Aber er verspricht Abhilfe – mit einem Programm zur liberalen Erneuerung. Dieses Programm beinhaltet unter anderem die „klassisch liberalen“ Forderungen nach einer Stärkung der Eigentumsrechte, ein Zurückfahren des Sozialstaats auf das absolute Minimum und, wie würde man es auch anders erwarten, eine Abschaffung des Geldmonopols der Europäischen Zentralbank (EZB). Alles nicht neu und grundsätzlich auch bedenkenswert, aber auch bei Mayer nicht zu Ende gedacht. Die Stärkung von Eigentumsrechten reicht eben noch nicht aus, um die Interessen zukünftiger Generationen an einer intakten Umwelt und einem funktionierenden Ökosystem abzubilden. Ebenso kann man zwar gebetsmühlenartig wiederholen, dass der Sozialstaat nur denjenigen helfen soll, die unverschuldet in Not geraten sind, dann muss man aber auch durchdeklinieren, wie das aussehen soll. Keine kassenfinanzierte medizinische Hilfe bei Komplikationen bei einer gewollten Schwangerschaft oder für Lungenkrebspatienten, die Kettenraucher waren? Knie-Operationen nach Unfällen beim Skifahren nur gegen Vorkasse?

Doch vor solchen konkreten Antworten drückt sich Mayer, stattdessen schlägt er mit Hayek ein Parlament mit zwei Kammern vor, die eine für die Gesetzgebung, die andere für die Regierung. Erstere soll dann aus Mitgliedern im fortgeschrittenen Alter bestehen, die auch gleich für eine längere Zeit gewählt werden.
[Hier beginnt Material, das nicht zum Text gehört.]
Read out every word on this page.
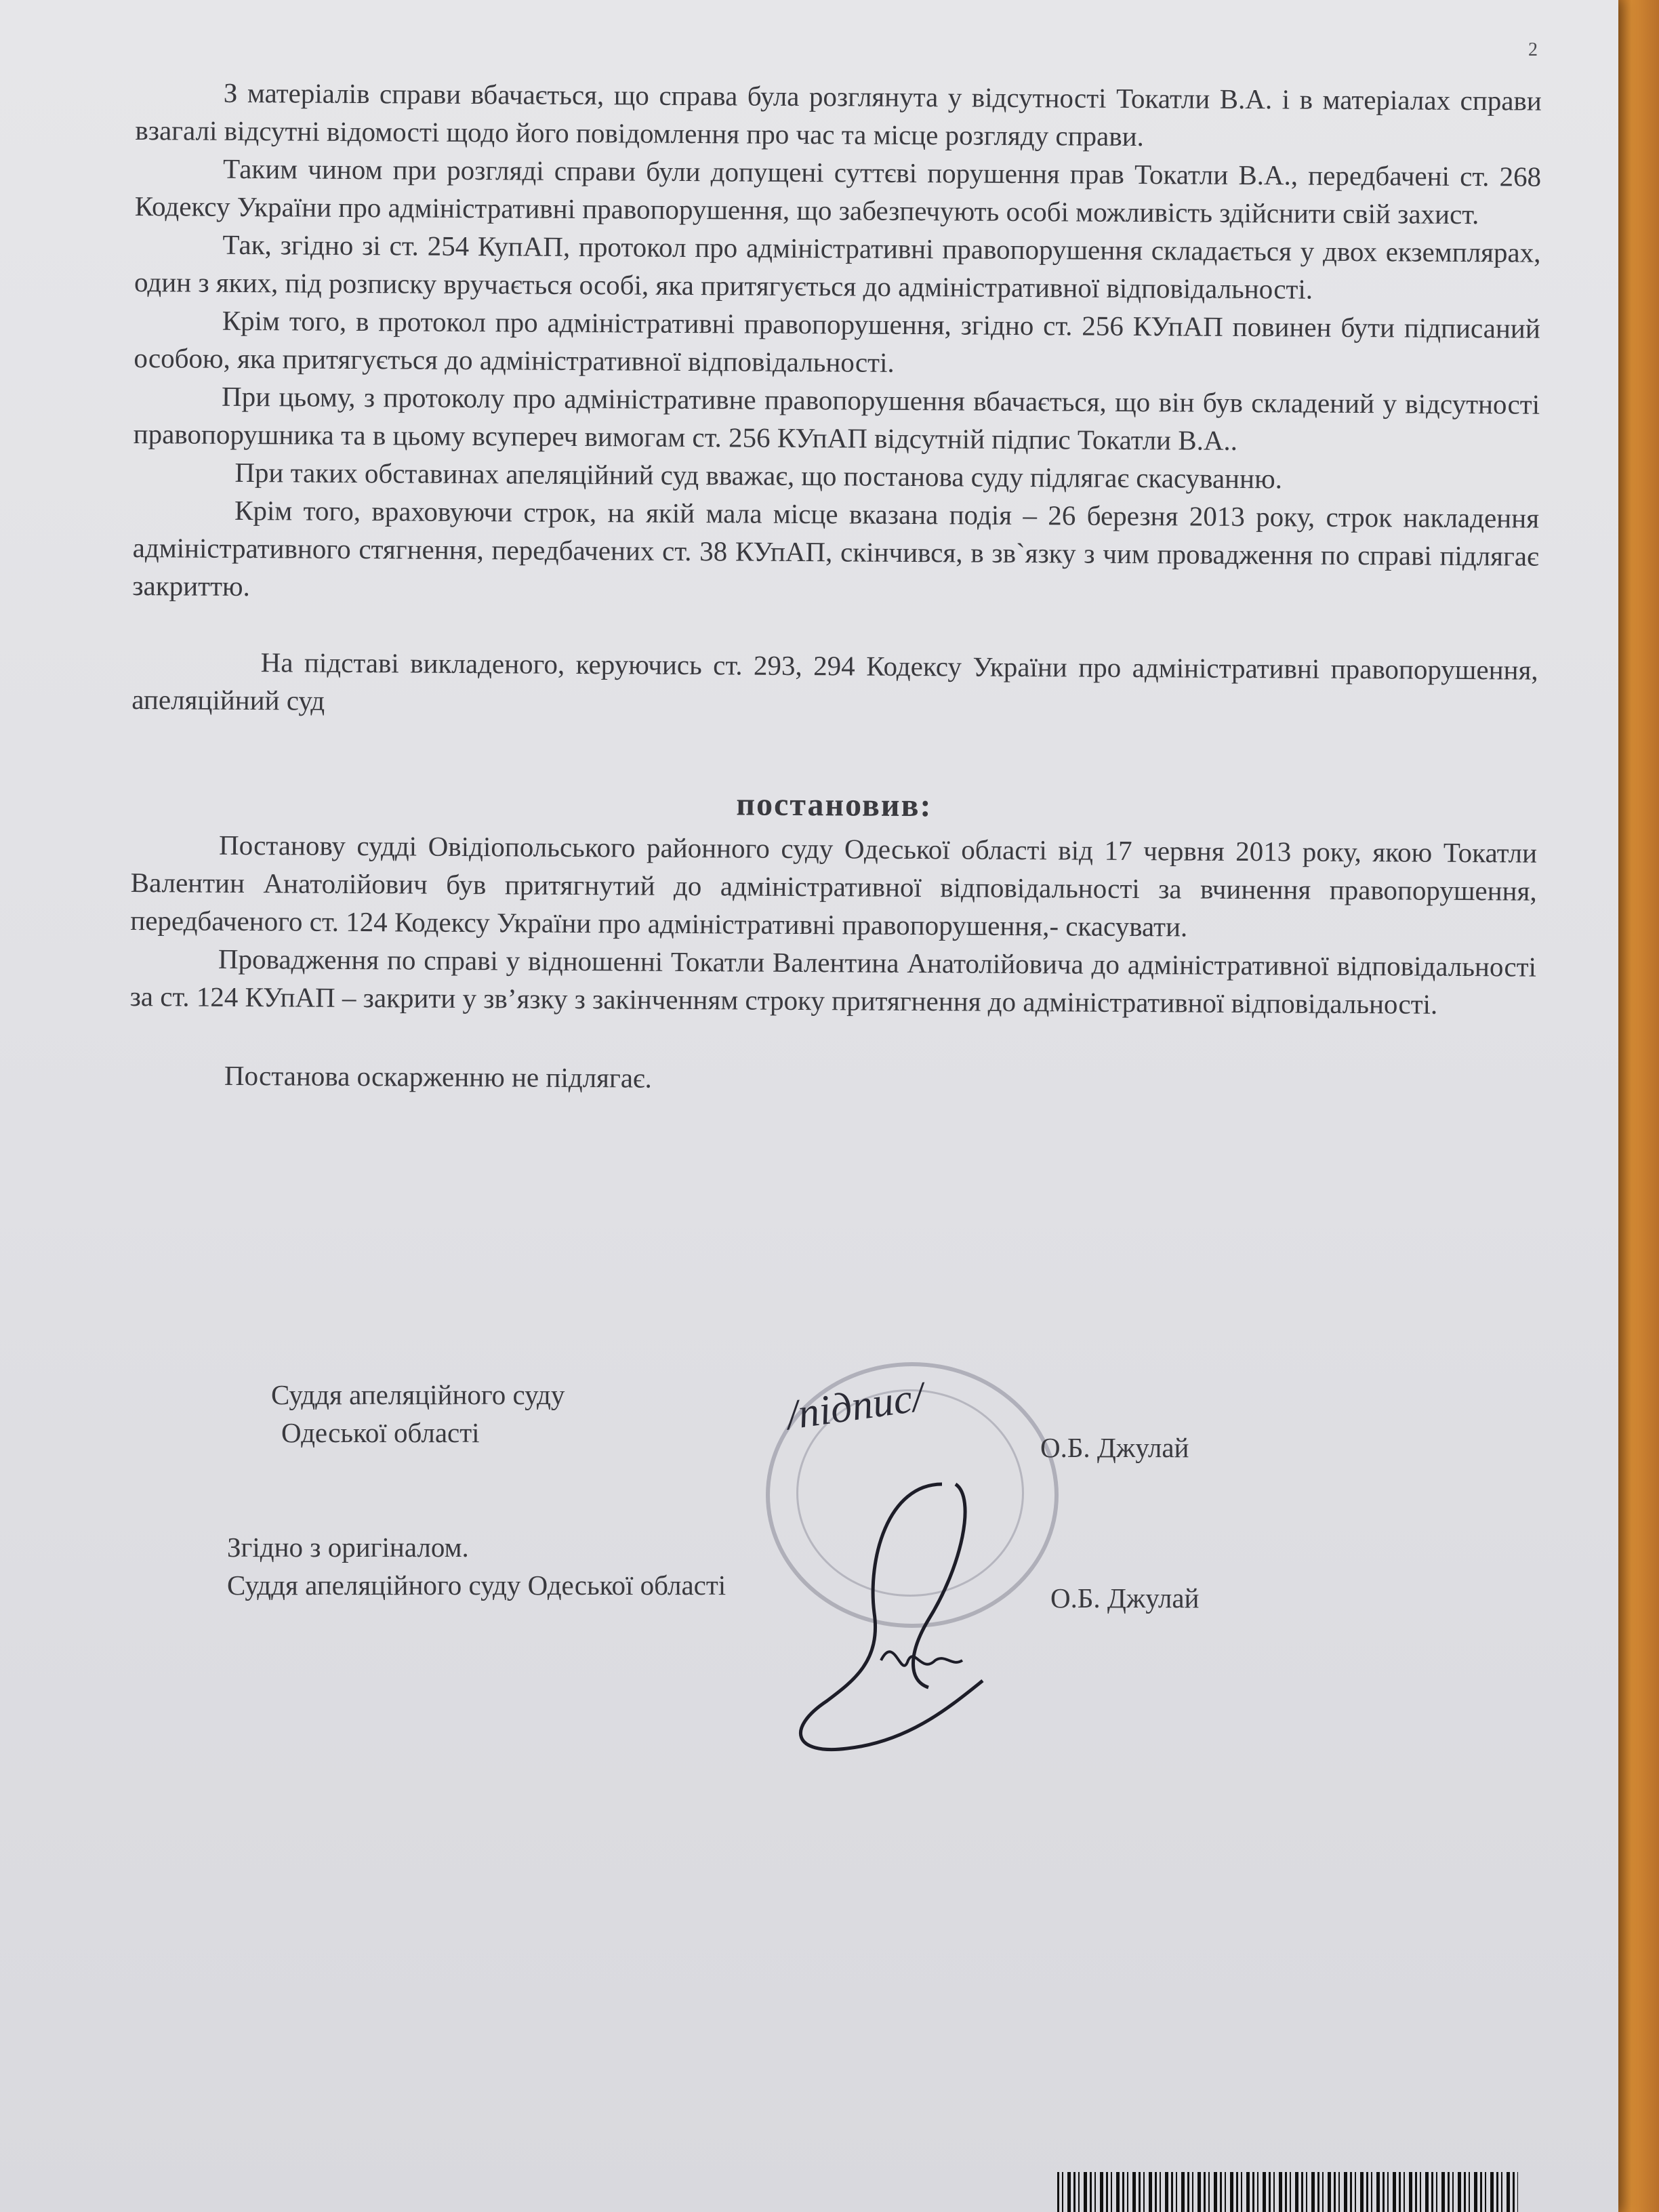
2

З матеріалів справи вбачається, що справа була розглянута у відсутності Токатли В.А. і в матеріалах справи взагалі відсутні відомості щодо його повідомлення про час та місце розгляду справи.

Таким чином при розгляді справи були допущені суттєві порушення прав Токатли В.А., передбачені ст. 268 Кодексу України про адміністративні правопорушення, що забезпечують особі можливість здійснити свій захист.

Так, згідно зі ст. 254 КупАП, протокол про адміністративні правопорушення складається у двох екземплярах, один з яких, під розписку вручається особі, яка притягується до адміністративної відповідальності.

Крім того, в протокол про адміністративні правопорушення, згідно ст. 256 КУпАП повинен бути підписаний особою, яка притягується до адміністративної відповідальності.

При цьому, з протоколу про адміністративне правопорушення вбачається, що він був складений у відсутності правопорушника та в цьому всупереч вимогам ст. 256 КУпАП відсутній підпис Токатли В.А..

При таких обставинах апеляційний суд вважає, що постанова суду підлягає скасуванню.

Крім того, враховуючи строк, на якій мала місце вказана подія – 26 березня 2013 року, строк накладення адміністративного стягнення, передбачених ст. 38 КУпАП, скінчився, в зв`язку з чим провадження по справі підлягає закриттю.

На підставі викладеного, керуючись ст. 293, 294 Кодексу України про адміністративні правопорушення, апеляційний суд

постановив:

Постанову судді Овідіопольського районного суду Одеської області від 17 червня 2013 року, якою Токатли Валентин Анатолійович був притягнутий до адміністративної відповідальності за вчинення правопорушення, передбаченого ст. 124 Кодексу України про адміністративні правопорушення,- скасувати.

Провадження по справі у відношенні Токатли Валентина Анатолійовича до адміністративної відповідальності за ст. 124 КУпАП – закрити у зв’язку з закінченням строку притягнення до адміністративної відповідальності.

Постанова оскарженню не підлягає.

Суддя апеляційного суду
Одеської області	О.Б. Джулай
Згідно з оригіналом.
Суддя апеляційного суду Одеської області	О.Б. Джулай
/підпис/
Unterstützt werden sollen die Gesetzgeber durch einen Wissenschaftsrat, der, man ahnt es bereits, aus Wissenschaftlern gebildet werden soll, „die selbst keine eigene Denkschule begründet, aber die vorhandenen Denkschulen als unabhängige Geister kritisch begleitet haben und die den Zenit ihrer wissenschaftlichen Karriere überschritten haben“ (S. 209). Und spätestens bei dieser schmeichelnden Selbstbeschreibung ahnt man es: Hier schreibt einer den Privilegienverlust fürchtender, bornierter älterer Mann, der es nicht versteht, warum sein fachmännischer Rat kein breites Gehör (mehr) findet, für Seinesgleichen. Eine Pflichtlektüre für Liberale? Mitnichten.

 

Zweimal jährlich informiert das Archiv des Liberalismus über Neuerscheinungen zum Thema Liberalismus. Vorgestellt werden diesmal zwanzig wissenschaftliche Publikationen zu Theorie, Geschichte und Gegenwart des deutschen und internationalen Liberalismus. Die Rezensionen sind über das Internetangebot des Archivs des Liberalismus sowie auf der Rezensionsplattform recensio.net dauerhaft abrufbar. Kontaktadresse für alle, die aktiv durch Kommentare oder Rezensionsvorschläge an der wissenschaftlichen Begleitung der Liberalismus-Forschung teilnehmen wollen, ist juergen.froelich@freiheit.org.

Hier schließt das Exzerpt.